Mas uma das matérias mais estruturais nas quais este Orçamento fica muito aquém do desejado diz respeito à crise climática, uma crise que existe em paralelo com a actual crise sanitária. Um país que se diz comprometido a combater a crise climática não pode, como tem feito, fechar os olhos a quem mais polui com o argumento de que a economia assim o exige, ou esbanjar dinheiros públicos em opções altamente prejudiciais para o planeta, como as estufas que têm proliferado pela  Costa Vicentina – comprometendo através da promoção da agricultura intensiva e superintensiva os solos, um recurso não renovável –  ou avançando com a construção de um novo aeroporto no Montijo, pondo em causa um ecossistema único e de relevância internacional, bem como a qualidade de vida das populações, com a produção de mais ruído e poluição. Em simultâneo, é fundamental exigir mais a quem continua ostensivamente, no âmbito da sua actividade, mais explora os recursos naturais e polui o que é de todos nós, sem respeito pelas presentes e futuras gerações, como a pecuária intensiva e superintensiva.

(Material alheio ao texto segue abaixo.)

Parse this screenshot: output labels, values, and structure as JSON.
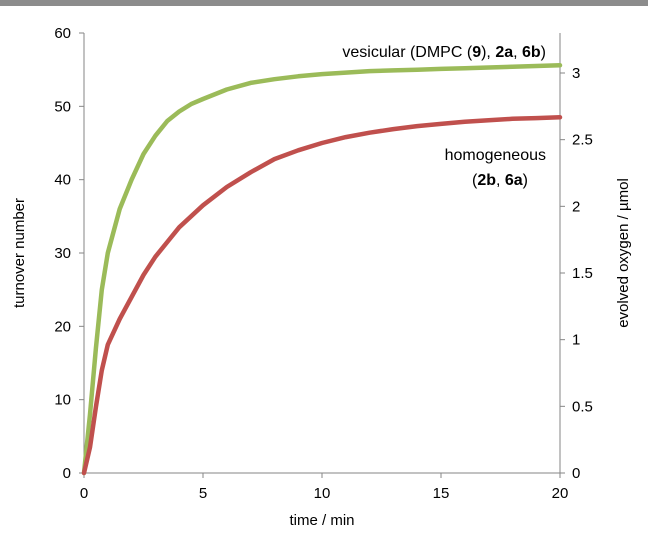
{
  "chart_data": {
    "type": "line",
    "xlabel": "time / min",
    "ylabel": "turnover number",
    "y2label": "evolved oxygen / µmol",
    "xlim": [
      0,
      20
    ],
    "ylim": [
      0,
      60
    ],
    "y2lim": [
      0,
      3.3
    ],
    "x_ticks": [
      0,
      5,
      10,
      15,
      20
    ],
    "y_ticks": [
      0,
      10,
      20,
      30,
      40,
      50,
      60
    ],
    "y2_ticks": [
      0,
      0.5,
      1,
      1.5,
      2,
      2.5,
      3
    ],
    "x_tick_labels": [
      "0",
      "5",
      "10",
      "15",
      "20"
    ],
    "y_tick_labels": [
      "0",
      "10",
      "20",
      "30",
      "40",
      "50",
      "60"
    ],
    "y2_tick_labels": [
      "0",
      "0.5",
      "1",
      "1.5",
      "2",
      "2.5",
      "3"
    ],
    "grid": false,
    "series": [
      {
        "name": "vesicular (DMPC (9), 2a, 6b)",
        "color": "#9bbb59",
        "x": [
          0,
          0.25,
          0.5,
          0.75,
          1,
          1.5,
          2,
          2.5,
          3,
          3.5,
          4,
          4.5,
          5,
          6,
          7,
          8,
          9,
          10,
          11,
          12,
          13,
          14,
          15,
          16,
          17,
          18,
          19,
          20
        ],
        "y": [
          0,
          8,
          17,
          25,
          30,
          36,
          40,
          43.5,
          46,
          48,
          49.3,
          50.3,
          51,
          52.3,
          53.2,
          53.7,
          54.1,
          54.4,
          54.6,
          54.8,
          54.9,
          55,
          55.1,
          55.2,
          55.3,
          55.4,
          55.5,
          55.6
        ]
      },
      {
        "name": "homogeneous (2b, 6a)",
        "color": "#c0504d",
        "x": [
          0,
          0.25,
          0.5,
          0.75,
          1,
          1.5,
          2,
          2.5,
          3,
          3.5,
          4,
          4.5,
          5,
          6,
          7,
          8,
          9,
          10,
          11,
          12,
          13,
          14,
          15,
          16,
          17,
          18,
          19,
          20
        ],
        "y": [
          0,
          3.5,
          9,
          14,
          17.5,
          21,
          24,
          27,
          29.5,
          31.5,
          33.5,
          35,
          36.5,
          39,
          41,
          42.8,
          44,
          45,
          45.8,
          46.4,
          46.9,
          47.3,
          47.6,
          47.9,
          48.1,
          48.3,
          48.4,
          48.5
        ]
      }
    ],
    "annotations": {
      "vesicular": [
        {
          "text": "vesicular (DMPC (",
          "bold": false
        },
        {
          "text": "9",
          "bold": true
        },
        {
          "text": "), ",
          "bold": false
        },
        {
          "text": "2a",
          "bold": true
        },
        {
          "text": ", ",
          "bold": false
        },
        {
          "text": "6b",
          "bold": true
        },
        {
          "text": ")",
          "bold": false
        }
      ],
      "homogeneous_line1": "homogeneous",
      "homogeneous_line2": [
        {
          "text": "(",
          "bold": false
        },
        {
          "text": "2b",
          "bold": true
        },
        {
          "text": ", ",
          "bold": false
        },
        {
          "text": "6a",
          "bold": true
        },
        {
          "text": ")",
          "bold": false
        }
      ]
    }
  }
}
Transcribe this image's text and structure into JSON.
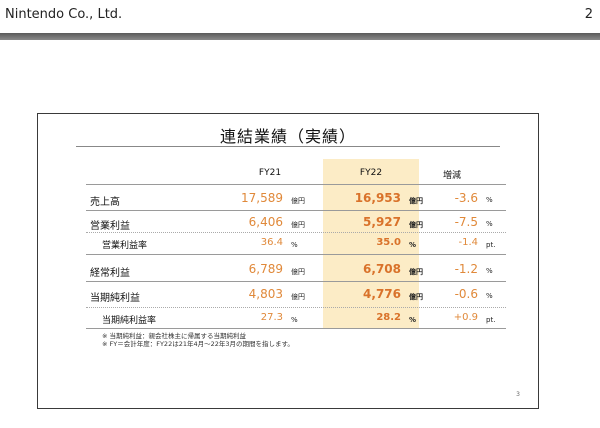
{
  "header": {
    "company": "Nintendo Co., Ltd.",
    "page_number": "2"
  },
  "slide": {
    "title": "連結業績（実績）",
    "columns": [
      "FY21",
      "FY22",
      "増減"
    ],
    "rows": [
      {
        "label": "売上高",
        "fy21": "17,589",
        "fy21_unit": "億円",
        "fy22": "16,953",
        "fy22_unit": "億円",
        "change": "-3.6",
        "change_unit": "%"
      },
      {
        "label": "営業利益",
        "fy21": "6,406",
        "fy21_unit": "億円",
        "fy22": "5,927",
        "fy22_unit": "億円",
        "change": "-7.5",
        "change_unit": "%"
      },
      {
        "label": "営業利益率",
        "fy21": "36.4",
        "fy21_unit": "%",
        "fy22": "35.0",
        "fy22_unit": "%",
        "change": "-1.4",
        "change_unit": "pt."
      },
      {
        "label": "経常利益",
        "fy21": "6,789",
        "fy21_unit": "億円",
        "fy22": "6,708",
        "fy22_unit": "億円",
        "change": "-1.2",
        "change_unit": "%"
      },
      {
        "label": "当期純利益",
        "fy21": "4,803",
        "fy21_unit": "億円",
        "fy22": "4,776",
        "fy22_unit": "億円",
        "change": "-0.6",
        "change_unit": "%"
      },
      {
        "label": "当期純利益率",
        "fy21": "27.3",
        "fy21_unit": "%",
        "fy22": "28.2",
        "fy22_unit": "%",
        "change": "+0.9",
        "change_unit": "pt."
      }
    ],
    "notes": [
      "※ 当期純利益：親会社株主に帰属する当期純利益",
      "※ FY＝会計年度：FY22は21年4月～22年3月の期間を指します。"
    ],
    "slide_number": "3"
  },
  "colors": {
    "highlight": "#fcecc6",
    "value_orange": "#e0893a",
    "value_orange_bold": "#d9722a"
  }
}
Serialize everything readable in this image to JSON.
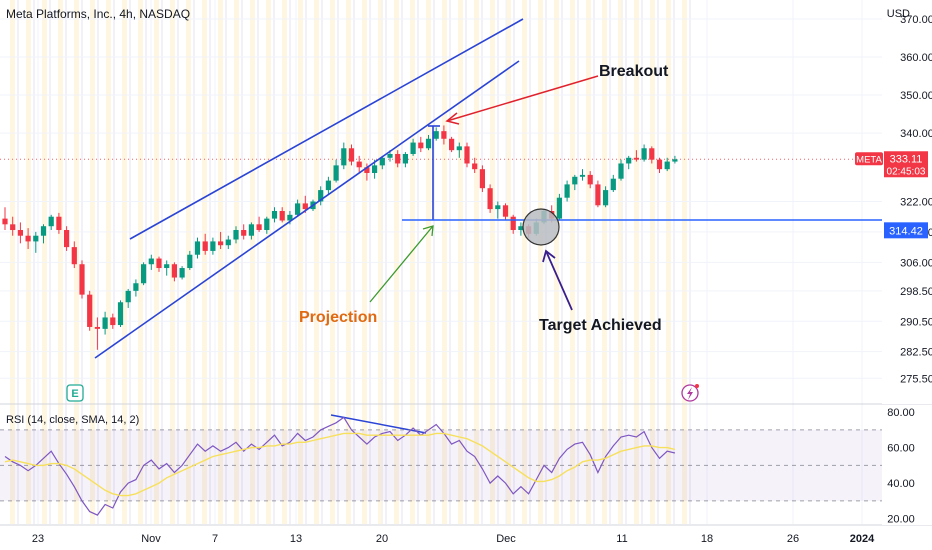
{
  "header": {
    "title": "Meta Platforms, Inc., 4h, NASDAQ",
    "currency": "USD"
  },
  "chart_data": [
    {
      "type": "candlestick",
      "ticker": "META",
      "price_axis": {
        "ticks": [
          "370.00",
          "360.00",
          "350.00",
          "340.00",
          "322.00",
          "314.00",
          "306.00",
          "298.50",
          "290.50",
          "282.50",
          "275.50"
        ],
        "ylim": [
          269,
          375
        ]
      },
      "time_axis": {
        "ticks": [
          "23",
          "Nov",
          "7",
          "13",
          "20",
          "Dec",
          "11",
          "18",
          "26",
          "2024"
        ]
      },
      "last_price": {
        "label": "META",
        "value": "333.11",
        "countdown": "02:45:03",
        "color": "#f23645"
      },
      "horizontal_level": {
        "value": "314.42",
        "color": "#2962ff"
      },
      "candles": [
        [
          317.5,
          320.5,
          314.5,
          316.0
        ],
        [
          316.0,
          318.0,
          313.0,
          314.5
        ],
        [
          314.5,
          316.5,
          311.0,
          313.0
        ],
        [
          313.0,
          315.0,
          309.5,
          311.5
        ],
        [
          311.5,
          314.0,
          308.5,
          313.0
        ],
        [
          313.0,
          316.0,
          311.0,
          315.5
        ],
        [
          315.5,
          318.5,
          314.5,
          318.0
        ],
        [
          318.0,
          319.0,
          313.5,
          314.5
        ],
        [
          314.5,
          315.5,
          309.0,
          310.0
        ],
        [
          310.0,
          311.5,
          304.5,
          305.5
        ],
        [
          305.5,
          306.5,
          296.5,
          297.5
        ],
        [
          297.5,
          298.5,
          288.0,
          289.0
        ],
        [
          289.0,
          291.5,
          283.0,
          288.5
        ],
        [
          288.5,
          293.0,
          287.0,
          291.5
        ],
        [
          291.5,
          292.5,
          288.5,
          289.5
        ],
        [
          289.5,
          296.0,
          289.0,
          295.5
        ],
        [
          295.5,
          299.0,
          294.0,
          298.5
        ],
        [
          298.5,
          301.5,
          297.0,
          300.5
        ],
        [
          300.5,
          306.0,
          300.0,
          305.5
        ],
        [
          305.5,
          308.0,
          304.0,
          307.0
        ],
        [
          307.0,
          307.5,
          303.5,
          304.5
        ],
        [
          304.5,
          306.5,
          302.5,
          305.5
        ],
        [
          305.5,
          306.0,
          301.0,
          302.0
        ],
        [
          302.0,
          305.0,
          301.5,
          304.5
        ],
        [
          304.5,
          309.0,
          304.0,
          308.0
        ],
        [
          308.0,
          312.5,
          307.0,
          311.5
        ],
        [
          311.5,
          313.5,
          308.0,
          309.0
        ],
        [
          309.0,
          312.5,
          308.0,
          311.5
        ],
        [
          311.5,
          314.0,
          309.5,
          310.5
        ],
        [
          310.5,
          313.0,
          309.5,
          312.0
        ],
        [
          312.0,
          315.5,
          311.0,
          314.5
        ],
        [
          314.5,
          316.0,
          312.0,
          313.0
        ],
        [
          313.0,
          316.5,
          312.0,
          316.0
        ],
        [
          316.0,
          318.0,
          314.0,
          314.5
        ],
        [
          314.5,
          318.0,
          313.5,
          317.5
        ],
        [
          317.5,
          320.5,
          316.5,
          319.5
        ],
        [
          319.5,
          320.5,
          316.5,
          317.0
        ],
        [
          317.0,
          319.5,
          316.0,
          318.5
        ],
        [
          318.5,
          322.5,
          318.0,
          321.5
        ],
        [
          321.5,
          323.5,
          319.0,
          320.0
        ],
        [
          320.0,
          322.5,
          319.5,
          322.0
        ],
        [
          322.0,
          326.0,
          321.0,
          325.0
        ],
        [
          325.0,
          328.5,
          324.0,
          327.5
        ],
        [
          327.5,
          333.0,
          327.0,
          331.5
        ],
        [
          331.5,
          337.5,
          330.5,
          336.0
        ],
        [
          336.0,
          337.0,
          331.5,
          332.5
        ],
        [
          332.5,
          334.0,
          329.5,
          331.0
        ],
        [
          331.0,
          332.0,
          327.5,
          329.5
        ],
        [
          329.5,
          333.0,
          328.0,
          331.5
        ],
        [
          331.5,
          334.0,
          330.5,
          333.5
        ],
        [
          333.5,
          335.5,
          332.5,
          334.5
        ],
        [
          334.5,
          335.5,
          331.0,
          332.0
        ],
        [
          332.0,
          335.0,
          331.0,
          334.5
        ],
        [
          334.5,
          338.5,
          334.0,
          337.5
        ],
        [
          337.5,
          339.0,
          335.0,
          336.0
        ],
        [
          336.0,
          339.5,
          335.5,
          338.5
        ],
        [
          338.5,
          341.5,
          338.0,
          340.5
        ],
        [
          340.5,
          342.0,
          337.0,
          338.5
        ],
        [
          338.5,
          339.0,
          335.0,
          335.5
        ],
        [
          335.5,
          337.5,
          333.5,
          336.5
        ],
        [
          336.5,
          337.5,
          331.0,
          332.0
        ],
        [
          332.0,
          333.5,
          329.5,
          330.5
        ],
        [
          330.5,
          331.5,
          324.5,
          325.5
        ],
        [
          325.5,
          326.5,
          319.0,
          320.0
        ],
        [
          320.0,
          322.0,
          317.5,
          321.0
        ],
        [
          321.0,
          321.5,
          317.0,
          318.0
        ],
        [
          318.0,
          318.5,
          313.5,
          314.5
        ],
        [
          314.5,
          316.5,
          313.0,
          315.5
        ],
        [
          315.5,
          316.0,
          312.5,
          313.5
        ],
        [
          313.5,
          317.5,
          313.0,
          316.5
        ],
        [
          316.5,
          320.0,
          316.0,
          319.5
        ],
        [
          319.5,
          321.0,
          316.5,
          317.5
        ],
        [
          317.5,
          324.0,
          317.0,
          323.0
        ],
        [
          323.0,
          327.5,
          322.0,
          326.5
        ],
        [
          326.5,
          329.0,
          325.0,
          328.5
        ],
        [
          328.5,
          330.5,
          327.5,
          329.0
        ],
        [
          329.0,
          330.0,
          325.5,
          326.5
        ],
        [
          326.5,
          327.5,
          320.5,
          321.0
        ],
        [
          321.0,
          326.0,
          320.5,
          325.0
        ],
        [
          325.0,
          329.0,
          324.5,
          328.0
        ],
        [
          328.0,
          333.0,
          327.5,
          332.0
        ],
        [
          332.0,
          334.0,
          330.5,
          333.5
        ],
        [
          333.5,
          335.5,
          332.5,
          333.0
        ],
        [
          333.0,
          337.0,
          332.5,
          336.0
        ],
        [
          336.0,
          336.5,
          332.0,
          333.0
        ],
        [
          333.0,
          333.5,
          329.5,
          330.5
        ],
        [
          330.5,
          333.5,
          330.0,
          332.5
        ],
        [
          332.5,
          334.0,
          332.0,
          333.11
        ]
      ]
    },
    {
      "type": "line",
      "label": "RSI (14, close, SMA, 14, 2)",
      "ticks": [
        "80.00",
        "60.00",
        "40.00",
        "20.00"
      ],
      "ylim": [
        17,
        84
      ],
      "band": [
        30,
        70
      ],
      "series": [
        {
          "color": "#7e57c2",
          "values": [
            55,
            52,
            50,
            47,
            50,
            54,
            58,
            51,
            45,
            38,
            30,
            24,
            22,
            28,
            26,
            35,
            40,
            42,
            50,
            53,
            48,
            51,
            46,
            50,
            56,
            62,
            58,
            61,
            58,
            60,
            63,
            58,
            62,
            59,
            63,
            67,
            61,
            63,
            68,
            64,
            66,
            70,
            72,
            74,
            77,
            70,
            66,
            62,
            66,
            68,
            69,
            64,
            67,
            71,
            67,
            70,
            73,
            68,
            62,
            64,
            58,
            55,
            48,
            40,
            44,
            40,
            34,
            38,
            34,
            42,
            50,
            46,
            54,
            59,
            62,
            63,
            56,
            46,
            55,
            61,
            66,
            67,
            66,
            69,
            60,
            54,
            58,
            57
          ]
        },
        {
          "color": "#f7e05c",
          "values": [
            52,
            53,
            52,
            51,
            50,
            50,
            51,
            51,
            50,
            48,
            45,
            42,
            39,
            36,
            34,
            33,
            33,
            34,
            36,
            38,
            40,
            43,
            45,
            47,
            49,
            51,
            53,
            55,
            56,
            57,
            58,
            59,
            60,
            60,
            61,
            61,
            62,
            62,
            63,
            63,
            64,
            65,
            66,
            67,
            68,
            68,
            68,
            67,
            67,
            67,
            67,
            67,
            67,
            67,
            67,
            67,
            68,
            68,
            67,
            66,
            65,
            63,
            61,
            58,
            55,
            52,
            49,
            46,
            43,
            41,
            41,
            42,
            44,
            47,
            49,
            52,
            53,
            53,
            54,
            56,
            58,
            59,
            60,
            61,
            61,
            60,
            60,
            59
          ]
        }
      ]
    }
  ],
  "annotations": {
    "breakout": "Breakout",
    "projection": "Projection",
    "target": "Target Achieved"
  },
  "icons": {
    "earnings_badge": "E",
    "flash_icon": "lightning-icon"
  }
}
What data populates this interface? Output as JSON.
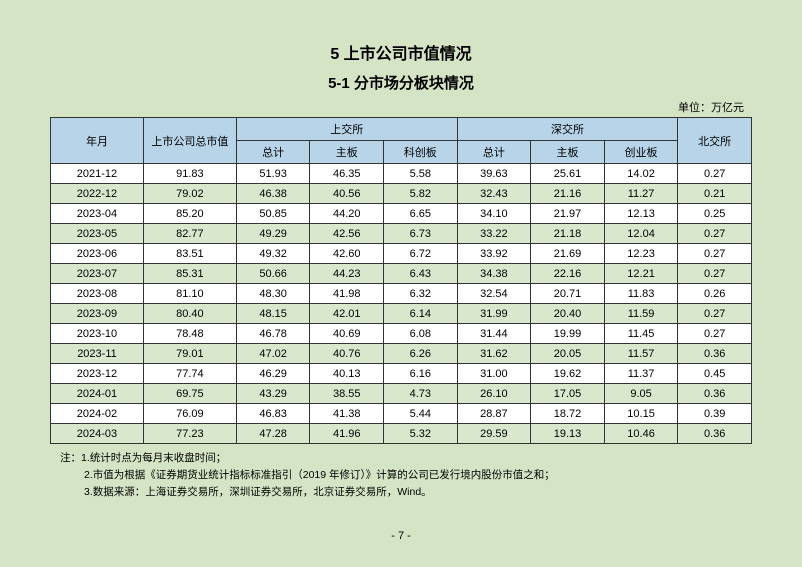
{
  "title_main": "5 上市公司市值情况",
  "title_sub": "5-1 分市场分板块情况",
  "unit_label": "单位：万亿元",
  "headers": {
    "year_month": "年月",
    "total_market_cap": "上市公司总市值",
    "sse": "上交所",
    "szse": "深交所",
    "bse": "北交所",
    "subtotal": "总计",
    "main_board": "主板",
    "star_board": "科创板",
    "chinext": "创业板"
  },
  "rows": [
    {
      "ym": "2021-12",
      "total": "91.83",
      "sse_total": "51.93",
      "sse_main": "46.35",
      "sse_star": "5.58",
      "szse_total": "39.63",
      "szse_main": "25.61",
      "szse_chinext": "14.02",
      "bse": "0.27"
    },
    {
      "ym": "2022-12",
      "total": "79.02",
      "sse_total": "46.38",
      "sse_main": "40.56",
      "sse_star": "5.82",
      "szse_total": "32.43",
      "szse_main": "21.16",
      "szse_chinext": "11.27",
      "bse": "0.21"
    },
    {
      "ym": "2023-04",
      "total": "85.20",
      "sse_total": "50.85",
      "sse_main": "44.20",
      "sse_star": "6.65",
      "szse_total": "34.10",
      "szse_main": "21.97",
      "szse_chinext": "12.13",
      "bse": "0.25"
    },
    {
      "ym": "2023-05",
      "total": "82.77",
      "sse_total": "49.29",
      "sse_main": "42.56",
      "sse_star": "6.73",
      "szse_total": "33.22",
      "szse_main": "21.18",
      "szse_chinext": "12.04",
      "bse": "0.27"
    },
    {
      "ym": "2023-06",
      "total": "83.51",
      "sse_total": "49.32",
      "sse_main": "42.60",
      "sse_star": "6.72",
      "szse_total": "33.92",
      "szse_main": "21.69",
      "szse_chinext": "12.23",
      "bse": "0.27"
    },
    {
      "ym": "2023-07",
      "total": "85.31",
      "sse_total": "50.66",
      "sse_main": "44.23",
      "sse_star": "6.43",
      "szse_total": "34.38",
      "szse_main": "22.16",
      "szse_chinext": "12.21",
      "bse": "0.27"
    },
    {
      "ym": "2023-08",
      "total": "81.10",
      "sse_total": "48.30",
      "sse_main": "41.98",
      "sse_star": "6.32",
      "szse_total": "32.54",
      "szse_main": "20.71",
      "szse_chinext": "11.83",
      "bse": "0.26"
    },
    {
      "ym": "2023-09",
      "total": "80.40",
      "sse_total": "48.15",
      "sse_main": "42.01",
      "sse_star": "6.14",
      "szse_total": "31.99",
      "szse_main": "20.40",
      "szse_chinext": "11.59",
      "bse": "0.27"
    },
    {
      "ym": "2023-10",
      "total": "78.48",
      "sse_total": "46.78",
      "sse_main": "40.69",
      "sse_star": "6.08",
      "szse_total": "31.44",
      "szse_main": "19.99",
      "szse_chinext": "11.45",
      "bse": "0.27"
    },
    {
      "ym": "2023-11",
      "total": "79.01",
      "sse_total": "47.02",
      "sse_main": "40.76",
      "sse_star": "6.26",
      "szse_total": "31.62",
      "szse_main": "20.05",
      "szse_chinext": "11.57",
      "bse": "0.36"
    },
    {
      "ym": "2023-12",
      "total": "77.74",
      "sse_total": "46.29",
      "sse_main": "40.13",
      "sse_star": "6.16",
      "szse_total": "31.00",
      "szse_main": "19.62",
      "szse_chinext": "11.37",
      "bse": "0.45"
    },
    {
      "ym": "2024-01",
      "total": "69.75",
      "sse_total": "43.29",
      "sse_main": "38.55",
      "sse_star": "4.73",
      "szse_total": "26.10",
      "szse_main": "17.05",
      "szse_chinext": "9.05",
      "bse": "0.36"
    },
    {
      "ym": "2024-02",
      "total": "76.09",
      "sse_total": "46.83",
      "sse_main": "41.38",
      "sse_star": "5.44",
      "szse_total": "28.87",
      "szse_main": "18.72",
      "szse_chinext": "10.15",
      "bse": "0.39"
    },
    {
      "ym": "2024-03",
      "total": "77.23",
      "sse_total": "47.28",
      "sse_main": "41.96",
      "sse_star": "5.32",
      "szse_total": "29.59",
      "szse_main": "19.13",
      "szse_chinext": "10.46",
      "bse": "0.36"
    }
  ],
  "notes": {
    "prefix": "注：",
    "n1": "1.统计时点为每月末收盘时间；",
    "n2": "2.市值为根据《证券期货业统计指标标准指引（2019 年修订）》计算的公司已发行境内股份市值之和；",
    "n3": "3.数据来源：上海证券交易所，深圳证券交易所，北京证券交易所，Wind。"
  },
  "page_number": "- 7 -",
  "colors": {
    "page_bg": "#d4e4c4",
    "header_bg": "#b8d4e8",
    "row_odd_bg": "#ffffff",
    "row_even_bg": "#d9e8cc",
    "border": "#333333"
  }
}
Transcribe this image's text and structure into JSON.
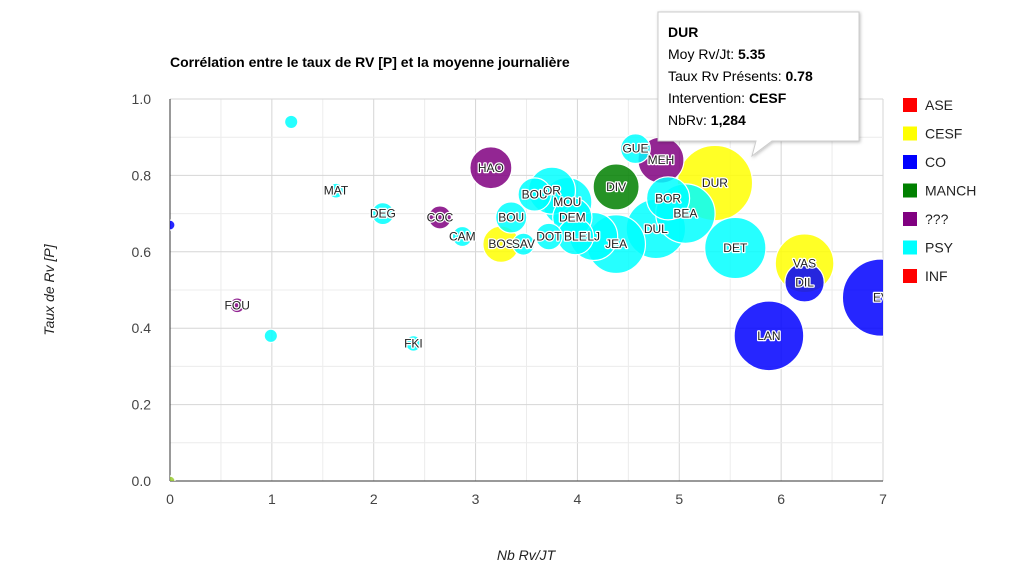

Também em matéria de protecção animal são necessários avanços mais aprofundados e uma mudança estrutural nas políticas públicas, para que episódios como a tragédia de Santo Tirso não caiam no esquecimento colectivo e nos mobilizem para a mudança, conferindo aos animais uma maior protecção. 

Nesta fase da discussão do Orçamento do Estado na generalidade, na nossa consciência deve prevalecer o cumprimento de um compromisso global: que no final de todo o processo o orçamento que saia do Parlamento não seja o mesmo que ali entrou. E, para que assim seja, reforçamos, este não é o momento de os partidos se esconderem atrás de divergências políticas e de se colocarem à margem de todo este espírito que deve ser de comprometimento e de responsabilidade para com todos nós, pelo contrário, devem fazer parte activa de uma solução colectiva, porque só assim poderá resultar um bem maior. Tanto mais que, não tenhamos dúvidas, estamos perante a emergência de mudança de paradigma e de assentarmos o desenvolvimento do país em modelos mais sustentáveis e éticos, não só do ponto de vista ecológico, como também social. E tal envolve o empenho e o compromisso de todos e todas nós. Da nossa parte não faltaremos a esse desafio.